Nous avons d’abord retenu un fil conducteur essentiellement chronologique, articulé autour de trois thèmes – histoire ; guerre et civilisation ; révolte des sens. Le chapitre central est consacré à la guerre civile espagnole, envisagée comme le « retour » de l’histoire, y compris aux yeux des intellectuels. Davantage peut-être que les deux guerres mondiales, ce conflit a marqué la sensibilité du XXe siècle, nourri des espérances, des émotions, des drames et suscité des œuvres majeures – confirmations, a posteriori, de la part qu’y ont prise les intellectuels, du rôle qu’ils y jouèrent ou crurent y jouer.

L’affirmation de cet engagement revient en leitmotiv dans les pages des jeunes intellectuels anglais et français, les plus préservés, jusque-là, des tensions du continent. De l’immense bibliographie sur le sujet, nous nous sommes contentés de reprendre des auteurs et des œuvres suffisamment représentatifs et, si possible, accessibles au lecteur français, privilégiant les éditions originales, sans prétention anthologique ou encyclopédique, choisissant nos références avec prudence, les rapprochements forcés étant souvent fallacieux.

Il est toutefois indéniable que la plupart des livres devenus symboles ou manifestes de cette guerre ont été écrits par des Français, des Anglais ou des Américains. Ces écrivains venaient de pays où existaient de véritables échanges d’idées, où le rapport avec les opinions publiques était riche de nuances et influences croisées. Leurs œuvres sont le prolongement de l’exigence de « s’y mettre sérieusement ». En revanche, pour ceux qui transféraient en Espagne les souffrances de l’affrontement contre le fascisme ou le nazisme, privés du contact avec les citoyens d’Italie ou d’Allemagne – les jeunes gens en particulier –, la guerre pouvait difficilement devenir un sujet lyrique, un tribut aux belles lettres ; elle constituait seulement un moment politique intense dans une lutte plus vaste. Ainsi s’explique peut-être le fait que les Italiens et les Allemands, quoique présents en première ligne du début à la fin du conflit, ont « produit » moins d’œuvres littéraires, ou d’un genre différent.

Nous nous sommes arrêté sur ce point parce que la guerre d’Espagne confirme un constat beaucoup plus général : le phénomène des esthètes armés ou, au moins, des intellectuels qui croient intervenir sur les choix des masses, voire les modeler, est caractéristique de sociétés en crise mais encore démocratiques, où cohabitent des tendances contradictoires et où peuvent se manifester les orientations les plus extravagantes et abstraites. Lorsque le poids de la réalité historique est écrasant, dans les dictatures, l’esthète armé devient un clandestin, un persécuté ou bien un fonctionnaire, un propagandiste ; dans tous les cas, il n’a plus d’espace en tant que tel.

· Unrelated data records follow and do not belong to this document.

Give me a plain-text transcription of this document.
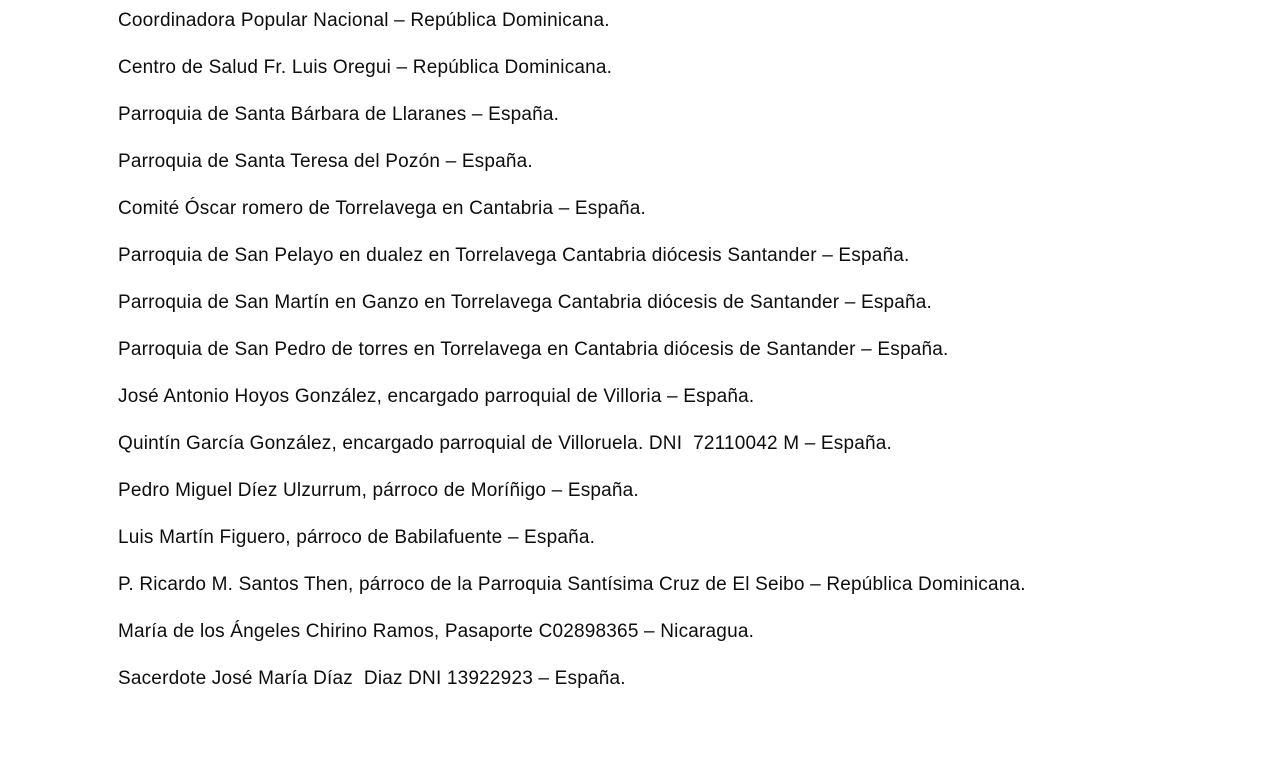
Coordinadora Popular Nacional – República Dominicana.

Centro de Salud Fr. Luis Oregui – República Dominicana.

Parroquia de Santa Bárbara de Llaranes – España.

Parroquia de Santa Teresa del Pozón – España.

Comité Óscar romero de Torrelavega en Cantabria – España.

Parroquia de San Pelayo en dualez en Torrelavega Cantabria diócesis Santander – España.

Parroquia de San Martín en Ganzo en Torrelavega Cantabria diócesis de Santander – España.

Parroquia de San Pedro de torres en Torrelavega en Cantabria diócesis de Santander – España.

José Antonio Hoyos González, encargado parroquial de Villoria – España.

Quintín García González, encargado parroquial de Villoruela. DNI  72110042 M – España.

Pedro Miguel Díez Ulzurrum, párroco de Moríñigo – España.

Luis Martín Figuero, párroco de Babilafuente – España.

P. Ricardo M. Santos Then, párroco de la Parroquia Santísima Cruz de El Seibo – República Dominicana.

María de los Ángeles Chirino Ramos, Pasaporte C02898365 – Nicaragua.

Sacerdote José María Díaz  Diaz DNI 13922923 – España.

Autour de 1936 se multiplient donc les divergences parmi les nouveaux intellectuels européens qui ne peuvent plus suivre, comme au début de la décennie, la bannière générique de la révolte générationnelle et de l’antihistoricisme, ni se contenter d’une opposition verbale à Mussolini et à Hitler. Il faut choisir, rompre des amitiés et complicités qui parfois remontent au début de l’adolescence, au collège, aux voyages d’initiation à l’étranger. Il faut renoncer au confort d’une jeunesse qui s’affranchit de toute responsabilité face à l’histoire pour marcher vers le sacrifice. « L’Europe aux anciens parapets », regrettée et moquée par un grand précurseur comme Rimbaud un demi-siècle plus tôt, ne tient plus. Le bateau ivre fait naufrage. Comme son prototype happé par la mélancolie à l’âge baroque ou romantique, l’esthète armé est encore « prisonnier d’un cachot dont la clé reste à trouver12 ».